Day two: I told two stories to four people...sold two books.  I perked up a bit. I've survived painful learning curves before and it was always better. I even sold two more books to a waitress and one of her followers at the bar where I refreshed myself with a beer after hiking.  

And then came deliverance...

Friday brought the arrival of Joe, who has absolutely no boundaries, and therefore, no inhibitions. A born balls-to-the-wall salesman type. For those who know Joe, after fishing in Bristol Bay, his dreds got inflected with fish bits, which shouldn’t surprise anyone. He said every morning when he woke up his head smelled like fish and he couldn't take it anymore. What should surprise everyone was that he shaved them off, along with his beard. And damn! He now looks like a respectable young man. He’s not, of course. But at least, he now passes.

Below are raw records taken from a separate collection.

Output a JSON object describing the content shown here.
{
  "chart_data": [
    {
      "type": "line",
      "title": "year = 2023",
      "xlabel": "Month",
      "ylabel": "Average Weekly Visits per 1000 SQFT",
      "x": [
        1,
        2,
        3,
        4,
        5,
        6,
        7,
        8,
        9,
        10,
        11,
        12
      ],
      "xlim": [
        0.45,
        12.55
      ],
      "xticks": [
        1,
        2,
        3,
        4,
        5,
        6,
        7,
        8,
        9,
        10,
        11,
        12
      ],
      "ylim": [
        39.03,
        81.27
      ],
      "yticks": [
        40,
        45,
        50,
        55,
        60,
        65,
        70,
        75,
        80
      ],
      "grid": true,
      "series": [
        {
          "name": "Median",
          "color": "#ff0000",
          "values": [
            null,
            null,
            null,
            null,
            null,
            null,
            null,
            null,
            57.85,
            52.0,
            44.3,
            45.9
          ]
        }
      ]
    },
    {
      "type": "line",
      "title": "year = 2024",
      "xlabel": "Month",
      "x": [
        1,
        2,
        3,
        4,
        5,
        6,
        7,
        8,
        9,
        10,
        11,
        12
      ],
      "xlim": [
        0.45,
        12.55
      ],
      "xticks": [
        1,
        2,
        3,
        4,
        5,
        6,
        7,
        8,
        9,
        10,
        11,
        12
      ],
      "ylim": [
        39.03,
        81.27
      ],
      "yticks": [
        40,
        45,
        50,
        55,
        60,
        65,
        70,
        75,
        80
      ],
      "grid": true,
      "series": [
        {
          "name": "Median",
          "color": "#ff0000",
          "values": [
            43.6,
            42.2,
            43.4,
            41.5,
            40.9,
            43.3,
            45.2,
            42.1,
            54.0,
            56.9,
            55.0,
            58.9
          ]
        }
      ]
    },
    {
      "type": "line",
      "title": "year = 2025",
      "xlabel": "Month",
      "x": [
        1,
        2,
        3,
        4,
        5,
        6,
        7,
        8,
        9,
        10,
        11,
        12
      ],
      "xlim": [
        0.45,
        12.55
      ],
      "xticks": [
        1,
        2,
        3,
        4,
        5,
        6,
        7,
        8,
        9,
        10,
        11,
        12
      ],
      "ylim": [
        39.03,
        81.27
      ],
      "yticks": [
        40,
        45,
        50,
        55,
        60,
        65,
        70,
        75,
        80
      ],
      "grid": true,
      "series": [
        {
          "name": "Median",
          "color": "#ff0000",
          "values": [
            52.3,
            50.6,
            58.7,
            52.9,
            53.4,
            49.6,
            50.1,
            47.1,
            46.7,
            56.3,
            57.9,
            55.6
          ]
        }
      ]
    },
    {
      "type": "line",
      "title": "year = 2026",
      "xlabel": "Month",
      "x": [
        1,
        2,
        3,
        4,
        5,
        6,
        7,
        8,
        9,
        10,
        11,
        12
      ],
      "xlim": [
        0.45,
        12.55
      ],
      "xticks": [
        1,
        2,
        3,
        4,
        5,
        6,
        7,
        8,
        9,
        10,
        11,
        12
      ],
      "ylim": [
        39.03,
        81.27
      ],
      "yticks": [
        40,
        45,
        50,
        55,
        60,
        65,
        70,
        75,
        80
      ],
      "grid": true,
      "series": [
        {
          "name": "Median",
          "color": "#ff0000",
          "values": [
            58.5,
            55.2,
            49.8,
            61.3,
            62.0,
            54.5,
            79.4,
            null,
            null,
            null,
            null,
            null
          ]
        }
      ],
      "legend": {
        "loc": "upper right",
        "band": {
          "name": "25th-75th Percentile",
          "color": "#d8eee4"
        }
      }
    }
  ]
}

Joe listened to a couple of stories, and even stopped being a smart-ass half-way through the first one. A Colorado woman who calls herself "Soozie Creamcheese," bought a book, and the two over-friendly studs I'd met at the youth hostel bought none. Then Joe took it upon himself to take a few books and hit the bars. He took four books, and within 45 minutes, came back with forty bucks, and left with ten more books. By the time people were only caring about getting drunk he sold seven more books. While I stayed put at the Resurrect Art Coffe House, told more stories, and sold two books.

I couldn’t believe it.

Here I am, busting my butt telling stories and recommending myself to strangers and all Joe has to say is: "Dude, you should REALLY buy this book," and he’s usually chatting up a female.

And it works.

I just might have to pack up Joe in my luggage...

Thank God for good friends.

Peace,

Montgomery

PS These were some great memories of my road trip book tour in the summer of 2005. FYI, the Resurrect Art Coffee House is still around. If you’re ever in Seward, go check it out!